Vonis ditunda lantaran Lukas sedang dirawat di Rumah Sakit Pusat Angkatan Darat (RSPAD) Gatot Subroto, Jakarta, karena terjatuh di kamar mandi.
Pembatalan dilakukan, usai majelis hakim mendengarkan permohonan jaksa penuntut umum (JPU) KPK yang menyampaikan permohonan pembantaran terdakwa karena tengah dirawat di rumah sakit.
“Atas nama kemanusiaan dan demi menjaga kesehatan terdakwa serta selama pemeriksa persidangan, majelis hakim berpendapat permohonan dari penuntut umum KPK mengenai pembantaran terdakwa dengan alasan kesehatan tersebut di atas dihubungkan hasil pemeriksa lab klinik dan hasil radiologi RSPAD atas nama Lukas tertanggal 7 Oktober cukup beralasan dikabulkan,” kata Ketua Majelis Hakim Rianto Adam Pontoh dalam persidangan, Senin (9/10/2023).
Usai mengabulkan permohonan jaksa KPK. Hakim Rianto menyatakan, pembantaran terhadap Lukas dikabulkan selama 14 hari di RSPAD.
Dengan demikian, sidang selanjutnya bakal digelar pada Kamis, 19 Oktober mendatang.
Sebelumnya kuasa hukum Lukas Enembe, Petrus Bala Pattyona mengungkapkan, ketika bertemu dengan Lukas di rumah sakit, dirinya melihat tatapan mata Lukas tidak berekspresi.
“Saya pastikan bahwa Pak Lukas tidak bisa hadir mendengar pembacaan putusan,” kata Petrus.
Tim penasihat hukum sempat menjenguk Lukas Enembe di unit stroke RSPAD Jakarta kemarin.

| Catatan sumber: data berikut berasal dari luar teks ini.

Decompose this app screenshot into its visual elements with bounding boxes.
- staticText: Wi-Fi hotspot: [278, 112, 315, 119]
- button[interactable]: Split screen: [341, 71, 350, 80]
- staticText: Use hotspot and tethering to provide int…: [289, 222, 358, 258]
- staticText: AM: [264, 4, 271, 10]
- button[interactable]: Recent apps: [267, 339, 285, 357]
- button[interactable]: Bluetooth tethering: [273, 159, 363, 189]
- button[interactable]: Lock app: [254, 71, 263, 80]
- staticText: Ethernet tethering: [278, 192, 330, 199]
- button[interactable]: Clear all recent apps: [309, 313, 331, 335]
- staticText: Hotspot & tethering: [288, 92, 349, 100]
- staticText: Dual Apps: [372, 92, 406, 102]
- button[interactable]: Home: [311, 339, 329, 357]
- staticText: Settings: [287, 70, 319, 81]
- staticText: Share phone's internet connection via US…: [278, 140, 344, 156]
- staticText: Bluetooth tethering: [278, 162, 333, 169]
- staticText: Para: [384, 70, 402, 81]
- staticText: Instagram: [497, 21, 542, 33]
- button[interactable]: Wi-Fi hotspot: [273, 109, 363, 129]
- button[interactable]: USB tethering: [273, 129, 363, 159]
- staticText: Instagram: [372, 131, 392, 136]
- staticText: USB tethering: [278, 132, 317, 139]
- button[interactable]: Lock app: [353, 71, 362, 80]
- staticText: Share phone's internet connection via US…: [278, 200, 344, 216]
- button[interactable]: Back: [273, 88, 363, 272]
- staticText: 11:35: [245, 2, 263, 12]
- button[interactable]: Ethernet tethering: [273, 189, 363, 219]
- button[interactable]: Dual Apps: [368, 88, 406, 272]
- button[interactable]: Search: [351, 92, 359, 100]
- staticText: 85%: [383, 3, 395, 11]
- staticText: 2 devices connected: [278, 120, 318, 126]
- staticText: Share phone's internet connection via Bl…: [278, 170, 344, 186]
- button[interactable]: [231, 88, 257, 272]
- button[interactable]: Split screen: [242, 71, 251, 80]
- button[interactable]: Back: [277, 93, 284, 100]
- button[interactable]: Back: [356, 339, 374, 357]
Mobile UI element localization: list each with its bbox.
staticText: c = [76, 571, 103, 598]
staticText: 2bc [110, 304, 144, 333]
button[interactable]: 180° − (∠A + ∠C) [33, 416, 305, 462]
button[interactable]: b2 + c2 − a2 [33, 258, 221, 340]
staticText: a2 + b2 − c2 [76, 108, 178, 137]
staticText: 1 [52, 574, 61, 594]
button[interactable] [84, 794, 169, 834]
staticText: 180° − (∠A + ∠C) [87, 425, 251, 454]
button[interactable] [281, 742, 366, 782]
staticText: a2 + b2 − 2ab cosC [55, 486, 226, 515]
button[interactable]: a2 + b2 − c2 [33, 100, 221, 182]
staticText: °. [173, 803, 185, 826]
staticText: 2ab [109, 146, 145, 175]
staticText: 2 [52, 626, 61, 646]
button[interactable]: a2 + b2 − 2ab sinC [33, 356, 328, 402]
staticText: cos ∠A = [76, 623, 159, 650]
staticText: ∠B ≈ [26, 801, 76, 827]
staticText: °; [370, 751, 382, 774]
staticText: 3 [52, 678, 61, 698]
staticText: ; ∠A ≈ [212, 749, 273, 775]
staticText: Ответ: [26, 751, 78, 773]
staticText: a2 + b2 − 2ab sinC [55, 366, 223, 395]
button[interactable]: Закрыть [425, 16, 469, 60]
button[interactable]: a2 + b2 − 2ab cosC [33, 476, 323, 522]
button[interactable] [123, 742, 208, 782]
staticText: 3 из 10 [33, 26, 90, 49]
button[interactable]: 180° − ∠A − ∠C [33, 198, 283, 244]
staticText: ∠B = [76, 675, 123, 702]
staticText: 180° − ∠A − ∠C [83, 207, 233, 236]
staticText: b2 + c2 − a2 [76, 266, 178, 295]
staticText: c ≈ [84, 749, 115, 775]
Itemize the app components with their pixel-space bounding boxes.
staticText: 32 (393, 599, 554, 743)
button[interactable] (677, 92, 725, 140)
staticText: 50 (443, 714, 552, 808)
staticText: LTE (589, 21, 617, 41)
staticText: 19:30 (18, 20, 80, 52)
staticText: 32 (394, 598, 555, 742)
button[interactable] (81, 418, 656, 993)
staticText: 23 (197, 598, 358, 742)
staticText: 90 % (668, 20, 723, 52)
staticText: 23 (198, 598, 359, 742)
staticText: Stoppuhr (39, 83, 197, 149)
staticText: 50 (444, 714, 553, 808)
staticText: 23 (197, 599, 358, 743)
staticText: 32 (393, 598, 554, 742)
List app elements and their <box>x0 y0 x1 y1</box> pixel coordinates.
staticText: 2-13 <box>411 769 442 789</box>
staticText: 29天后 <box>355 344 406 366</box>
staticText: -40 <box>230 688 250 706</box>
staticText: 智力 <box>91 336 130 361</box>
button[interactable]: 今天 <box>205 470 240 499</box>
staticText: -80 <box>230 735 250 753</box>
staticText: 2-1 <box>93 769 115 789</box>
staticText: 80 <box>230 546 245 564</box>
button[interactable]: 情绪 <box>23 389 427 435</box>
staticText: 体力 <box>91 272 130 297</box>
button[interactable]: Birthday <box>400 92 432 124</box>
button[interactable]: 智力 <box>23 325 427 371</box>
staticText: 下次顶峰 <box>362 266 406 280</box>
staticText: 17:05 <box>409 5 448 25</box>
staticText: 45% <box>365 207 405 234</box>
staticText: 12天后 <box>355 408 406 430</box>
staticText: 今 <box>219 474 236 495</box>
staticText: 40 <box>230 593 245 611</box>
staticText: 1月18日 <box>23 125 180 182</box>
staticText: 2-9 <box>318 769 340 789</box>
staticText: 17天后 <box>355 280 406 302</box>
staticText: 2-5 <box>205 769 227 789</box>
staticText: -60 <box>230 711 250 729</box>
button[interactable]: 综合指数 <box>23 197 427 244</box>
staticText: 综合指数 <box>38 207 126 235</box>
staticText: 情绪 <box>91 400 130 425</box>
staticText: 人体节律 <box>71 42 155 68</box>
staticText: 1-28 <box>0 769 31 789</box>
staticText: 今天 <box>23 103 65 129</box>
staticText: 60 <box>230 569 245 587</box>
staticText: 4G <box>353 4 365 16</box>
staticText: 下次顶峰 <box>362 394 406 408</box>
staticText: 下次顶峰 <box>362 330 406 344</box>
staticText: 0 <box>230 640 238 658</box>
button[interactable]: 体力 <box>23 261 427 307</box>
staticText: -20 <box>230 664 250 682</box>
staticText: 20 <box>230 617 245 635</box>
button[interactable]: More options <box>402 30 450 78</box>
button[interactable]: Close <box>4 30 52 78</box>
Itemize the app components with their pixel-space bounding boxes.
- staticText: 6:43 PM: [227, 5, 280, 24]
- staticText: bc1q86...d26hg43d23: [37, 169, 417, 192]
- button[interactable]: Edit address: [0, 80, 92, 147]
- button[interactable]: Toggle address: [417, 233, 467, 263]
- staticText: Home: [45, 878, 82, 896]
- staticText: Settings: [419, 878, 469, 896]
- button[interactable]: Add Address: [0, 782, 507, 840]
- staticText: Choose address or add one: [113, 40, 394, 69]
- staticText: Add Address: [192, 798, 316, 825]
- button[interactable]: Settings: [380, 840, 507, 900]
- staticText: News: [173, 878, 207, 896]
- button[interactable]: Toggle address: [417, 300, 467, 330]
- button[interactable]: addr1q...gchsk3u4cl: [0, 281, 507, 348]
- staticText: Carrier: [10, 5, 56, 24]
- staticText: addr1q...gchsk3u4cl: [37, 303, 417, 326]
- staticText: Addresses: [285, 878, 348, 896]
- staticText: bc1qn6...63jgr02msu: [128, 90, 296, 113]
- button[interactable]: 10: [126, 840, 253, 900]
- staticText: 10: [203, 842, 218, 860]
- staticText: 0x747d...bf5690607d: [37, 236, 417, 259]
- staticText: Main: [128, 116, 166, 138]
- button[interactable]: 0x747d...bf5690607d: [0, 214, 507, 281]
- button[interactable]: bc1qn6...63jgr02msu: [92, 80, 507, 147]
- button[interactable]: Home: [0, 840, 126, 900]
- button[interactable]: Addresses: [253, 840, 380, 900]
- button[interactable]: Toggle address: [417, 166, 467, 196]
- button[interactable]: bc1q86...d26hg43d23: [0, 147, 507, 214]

Saat besuk, Lukas sedang diinfus dan dipasang alat monitor detak jantung dalam kondisi lemas.
“Menurut keluarganya, sejak dirawat pada Jumat sore, Pak Lukas kerap muntah sesudah minum atau makan. Menurut keluarga, sehari bisa tiga kali muntah,” kata Petrus.